The first half of August hasn’t produced enough rainfall to help the area of the state that’s suffering the most from dry conditions.
DNR Hydrology Resources Coordinator, Tim Hall, keeps an eye on the midwest drought monitor, which put out a new report today. “Things are creeping a little bit drier and a little bit worse on the drought monitor,” Hall says. “Not a whole lot of change — but the change that was is on the drier side. So, it’s not getting any better yet.”
The water situation is dramatically different from the top of the state where lawns are green and growing — to the bottom of the state — where the grass is brown and crunchy. “It’s a very, very sharp diving line that almost runs right along I-80 between areas that are way below normal for the first two weeks of August, and areas that are way above normal,” Hall says. “So, it’s really a north-south wet-dry pattern that we’ve been in for quite awhile here.”

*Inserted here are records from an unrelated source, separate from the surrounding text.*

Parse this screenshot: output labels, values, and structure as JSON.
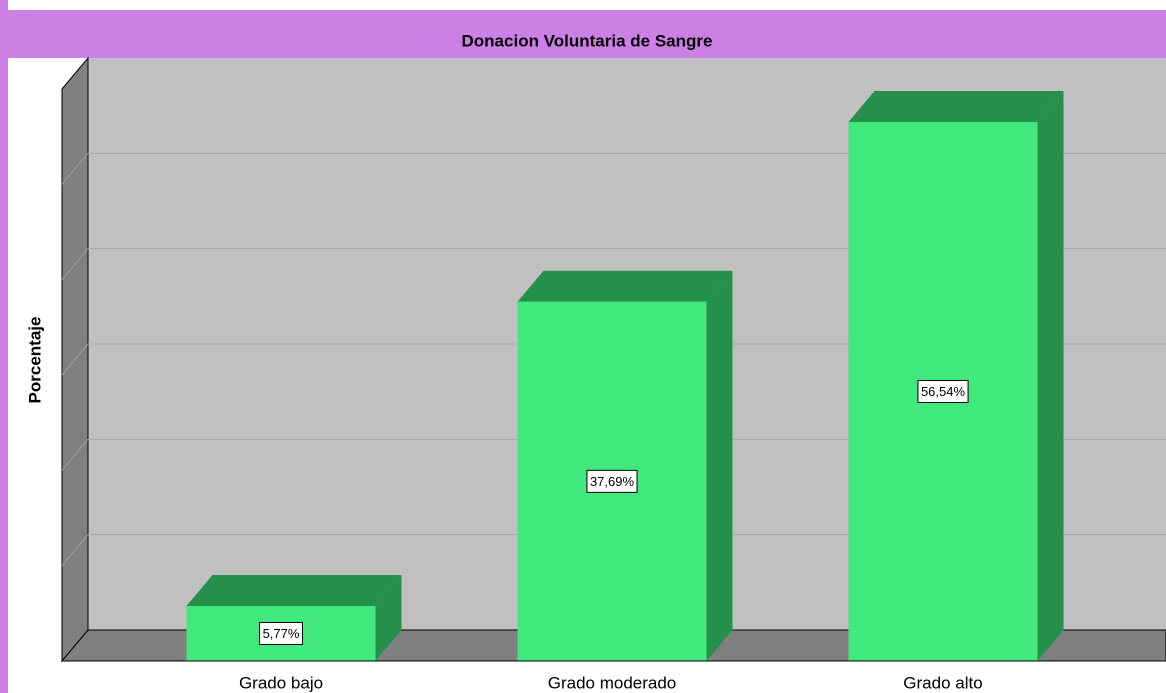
{
  "chart_data": {
    "type": "bar3d",
    "title": "Donacion Voluntaria de Sangre",
    "y_label": "Porcentaje",
    "categories": [
      "Grado bajo",
      "Grado moderado",
      "Grado alto"
    ],
    "values": [
      5.77,
      37.69,
      56.54
    ],
    "value_labels": [
      "5,77%",
      "37,69%",
      "56,54%"
    ],
    "color": "#41e87e",
    "side_color": "#24904c",
    "ylim": [
      0,
      60
    ],
    "yticks": [
      0,
      10,
      20,
      30,
      40,
      50,
      60
    ],
    "grid": true
  }
}
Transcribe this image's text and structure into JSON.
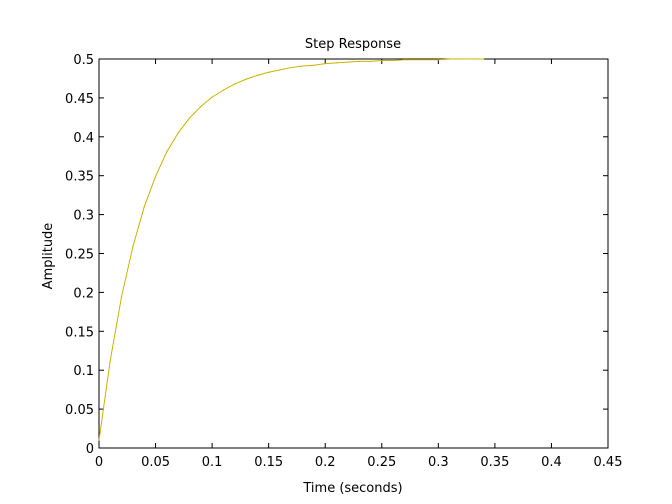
{
  "chart_data": {
    "type": "line",
    "title": "Step Response",
    "xlabel": "Time (seconds)",
    "ylabel": "Amplitude",
    "xlim": [
      0,
      0.45
    ],
    "ylim": [
      0,
      0.5
    ],
    "xticks": [
      "0",
      "0.05",
      "0.1",
      "0.15",
      "0.2",
      "0.25",
      "0.3",
      "0.35",
      "0.4",
      "0.45"
    ],
    "yticks": [
      "0",
      "0.05",
      "0.1",
      "0.15",
      "0.2",
      "0.25",
      "0.3",
      "0.35",
      "0.4",
      "0.45",
      "0.5"
    ],
    "grid": false,
    "legend": "none",
    "series": [
      {
        "color": "#c8b400",
        "x": [
          0,
          0.01,
          0.02,
          0.03,
          0.04,
          0.05,
          0.06,
          0.07,
          0.08,
          0.09,
          0.1,
          0.11,
          0.12,
          0.13,
          0.14,
          0.15,
          0.16,
          0.17,
          0.18,
          0.19,
          0.2,
          0.21,
          0.22,
          0.23,
          0.24,
          0.25,
          0.26,
          0.27,
          0.28,
          0.29,
          0.3,
          0.31,
          0.32,
          0.33,
          0.34
        ],
        "y": [
          0.01,
          0.113,
          0.195,
          0.259,
          0.31,
          0.349,
          0.381,
          0.405,
          0.424,
          0.439,
          0.451,
          0.46,
          0.468,
          0.474,
          0.479,
          0.483,
          0.486,
          0.489,
          0.491,
          0.492,
          0.494,
          0.495,
          0.496,
          0.497,
          0.497,
          0.498,
          0.498,
          0.499,
          0.499,
          0.499,
          0.499,
          0.5,
          0.5,
          0.5,
          0.5
        ]
      }
    ]
  }
}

The drought map shows extreme to moderate drought conditions in south-central and southeast Iowa. Hall says there haven’t been many changes in that area of the state. “Those folks down there in southeast Iowa have been dealing with below normal precipitation for probably two years now,” according to Hall. “You go back 12 months and there are areas down there that are 15 or more inches below normal for the last 12 months. So, it’s an ongoing issue for them.” Hall says the positive side of the drought in that area is their drinking water supplies haven’t suffered.
“Fortunately in many places in southern Iowa individuals get their drinking water through rural water systems which pull out of some of the lakes. So, we haven’t seen a lot of drinking water shortages across that part of the state,” Hall says. “So, on a drinking water side it’s okay. On an agricultural side — clearly those folks could use a lot of rain.” Hall says we are unfortunately getting into the time of the crop development where it may be too late for rain to help in that area. He says the drinking water situation would be a lot different if the northern part of the state was dry.
“The part of the state that’s the most vulnerable to shallow groundwater issues is the northwest part of the state, and fortunately they’ve had pretty healthy rainfall this year,” Hall explains. “Had the corners of the state been flip-flopped — instead of dryness in southeast Iowa, if it had been dryness in northwest Iowa — I think the situation would be much more critical than it is now.”
Hall says that’s no consolation to the farmers in the southern part of the state who need rain. He says they will continue to watch the water situation, as precipitation always drops off as we head into the fall months, and that could make things worse.